Interest rates would be tied to stock market performance.

AP Sources: Senators Reach Deal On Student Loans

Story by Philip Elliot (AP)

WASHINGTON — Senators have reached a bipartisan deal to restore lower interest rates on student borrowers.

The breakthrough came Wednesday, one day after lawmakers huddled with President Barack Obama at the White House. Lawmakers are expected to vote as early as Thursday on the deal that would lower rates before students return to campus.

The deal would offer students lower interest rates through the 2015 academic year but then rates were expected to soar. Undergraduates could face rates as high as 8.25 percent, while graduate students would see rates as high as 9.5 percent and parents’ rates would top out at 10.5 percent.

The deal is described by Republican and Democratic aides who insist on anonymity because they are not authorized to discuss the ongoing negotiations by name.

THIS IS A BREAKING NEWS UPDATE. Check back soon for further information. AP’s earlier story is below.

The bipartisan proposal is the latest to emerge from near constant work to undo a rate hike that took hold for subsidized Stafford loans on July 1. Rates for new subsidized Stafford loans doubled from 3.4 percent to 6.8 percent, adding roughly $2,600 to students’ education costs.

Lawmakers and their top aides have been tinkering with various proposal — nudging here, trimming there — trying to find a deal that avoids added red ink for students and the government alike.

The rate hike did not affect interest rates on existing student loans for undergraduate students, graduate students or parents.

Lawmakers from both parties have tried to restore subsidized Stafford loan interest rates without adding to the deficit. To accomplish that, they have been tinkering with rates on all federal direct lending programs. In most cases, they have linked rates to the financial markets; the result has been lower rates in the short-term but larger bills for future classes.

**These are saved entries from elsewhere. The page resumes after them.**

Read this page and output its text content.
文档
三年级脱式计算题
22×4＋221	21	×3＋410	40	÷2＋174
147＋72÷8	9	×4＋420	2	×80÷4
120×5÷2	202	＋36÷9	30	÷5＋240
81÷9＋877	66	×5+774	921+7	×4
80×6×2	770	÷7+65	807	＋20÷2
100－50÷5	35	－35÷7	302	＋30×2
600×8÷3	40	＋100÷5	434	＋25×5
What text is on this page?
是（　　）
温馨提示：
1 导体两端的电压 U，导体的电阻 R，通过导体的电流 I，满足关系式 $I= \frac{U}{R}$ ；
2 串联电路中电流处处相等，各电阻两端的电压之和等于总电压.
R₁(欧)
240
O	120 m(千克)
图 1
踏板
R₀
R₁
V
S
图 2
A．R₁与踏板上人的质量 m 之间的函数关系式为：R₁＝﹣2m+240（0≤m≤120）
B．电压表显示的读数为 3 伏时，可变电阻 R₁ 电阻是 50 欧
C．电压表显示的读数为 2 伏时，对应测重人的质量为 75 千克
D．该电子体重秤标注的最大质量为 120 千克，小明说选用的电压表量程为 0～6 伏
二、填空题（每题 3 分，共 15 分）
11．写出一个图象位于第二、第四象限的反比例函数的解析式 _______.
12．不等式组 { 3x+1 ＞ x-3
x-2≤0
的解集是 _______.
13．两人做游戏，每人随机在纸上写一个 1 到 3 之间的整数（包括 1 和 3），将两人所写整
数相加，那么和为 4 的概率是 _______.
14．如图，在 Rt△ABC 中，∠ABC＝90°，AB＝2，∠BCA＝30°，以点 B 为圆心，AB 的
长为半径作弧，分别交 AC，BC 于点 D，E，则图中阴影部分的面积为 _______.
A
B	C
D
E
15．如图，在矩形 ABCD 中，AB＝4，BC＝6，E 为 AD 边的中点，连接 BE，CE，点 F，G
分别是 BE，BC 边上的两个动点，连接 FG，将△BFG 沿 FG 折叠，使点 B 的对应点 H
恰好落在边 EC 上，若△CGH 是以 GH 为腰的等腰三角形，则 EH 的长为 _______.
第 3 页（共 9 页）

Undergraduates last year borrowed at 3.4 percent or 6.8 percent, depending on their financial need. Graduate students had access to federal loans at 6.8 percent and parents borrowed at 7.9 percent.

Under the deal being considered, all undergraduates this fall would borrow at 3.85 percent interest rates. Graduate students would have access to loans at 5.4 percent and parents would be able to borrow at 6.4 percent.

But if the economy improves as congressional economists predict, rates would climb in coming years.

The details were still subject to change and aides on Wednesday said previous agreements on student loans have fallen apart after the Congressional Budget Office has returned estimates on how much the system would cost over the next decade.

Lawmakers from both parties met with Obama and Vice President Joe Biden a day earlier at the White House. An outline of an agreement seemed to be taking shape Tuesday, with Democratic Sen. Dick Durbin of Illinois and Republican Sen. Lamar Alexander of Tennessee guiding the talks.

Sen. Tom Harkin, the Iowa Democrat who chairs the Senate’s education panel, said the caps on interest rates were still too high. That seemed to again derail the talks.

Sen. Joe Manchin, D-W.Va., Sen. Richard Burr, R-N.C., Sen. Tom Coburn, R-Okla., and Sen. Angus King, I-Maine, were also part of the negotiations on Thursday.

Senators returned to talks on Thursday in Durbin’s office although Harkin continued to object to the high rate on caps.

The House has already passed student loan legislation that also links interest rates to the 10-year Treasury note. If the Senate can reach a deal, the differences between its version and the House version could be resolved before students return to campus this fall.

So far, few students have borrowed for fall classes. Students typically do not take out loans until just before they return to campus and Congress still has time to restore the lower rates.